I would like the method to accept ints, and doubles. Can the Number class be used as an argument, so that all numbers can be accepted as parameters. (I suspect that it could apply, but only to Integers, rather than ints.)
Yes, autoboxing works to convert int
to Number
just as well as from int
to Integer
:
public class Test {
public static void main(String[] args) throws Exception {
foo(10);
foo(10.5);
foo(10.5f);
foo(java.math.BigInteger.ONE);
}
static void foo(Number number) {
System.out.println(number + " " + number.getClass());
}
}
Or rather, boxing itself only converts from int
to Integer
, but then a widening reference conversion converts from Integer
to Number
. From JLS 5.3:
Invocation contexts allow an argument value in a method or constructor invocation (§8.8.7.1, §15.9, §15.12) to be assigned to a corresponding formal parameter.
Strict invocation contexts allow the use of one of the following:
- an identity conversion (§5.1.1)
- a widening primitive conversion (§5.1.2)

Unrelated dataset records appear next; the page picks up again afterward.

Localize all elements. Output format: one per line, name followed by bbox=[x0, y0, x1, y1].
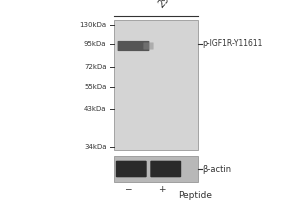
Text: 293: 293 bbox=[157, 0, 176, 9]
Text: −: − bbox=[124, 184, 131, 194]
Bar bbox=[114, 156, 198, 182]
FancyBboxPatch shape bbox=[143, 42, 154, 50]
FancyBboxPatch shape bbox=[118, 41, 149, 51]
Text: +: + bbox=[158, 184, 166, 194]
Text: 95kDa: 95kDa bbox=[84, 41, 106, 47]
Text: Peptide: Peptide bbox=[178, 190, 212, 200]
Text: 34kDa: 34kDa bbox=[84, 144, 106, 150]
Text: 72kDa: 72kDa bbox=[84, 64, 106, 70]
Text: 55kDa: 55kDa bbox=[84, 84, 106, 90]
FancyBboxPatch shape bbox=[116, 161, 147, 177]
Bar bbox=[114, 20, 198, 150]
Text: 130kDa: 130kDa bbox=[80, 22, 106, 28]
Text: 43kDa: 43kDa bbox=[84, 106, 106, 112]
Text: p-IGF1R-Y11611: p-IGF1R-Y11611 bbox=[202, 40, 263, 48]
FancyBboxPatch shape bbox=[150, 161, 181, 177]
Text: β-actin: β-actin bbox=[202, 164, 232, 173]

- a widening reference conversion (§5.1.5)
Loose invocation contexts allow a more permissive set of conversions, because they are only used for a particular invocation if no applicable declaration can be found using strict invocation contexts. Loose invocation contexts allow the use of one of the following:
- an identity conversion (§5.1.1)
- a widening primitive conversion (§5.1.2)
- a widening reference conversion (§5.1.5)
- a boxing conversion (§5.1.7) optionally followed by widening reference conversion
- an unboxing conversion (§5.1.8) optionally followed by a widening primitive conversion
In this case the loose invocation context is used (for the first three invocations of foo
) as no method declaration can be found using strict invocation contexts.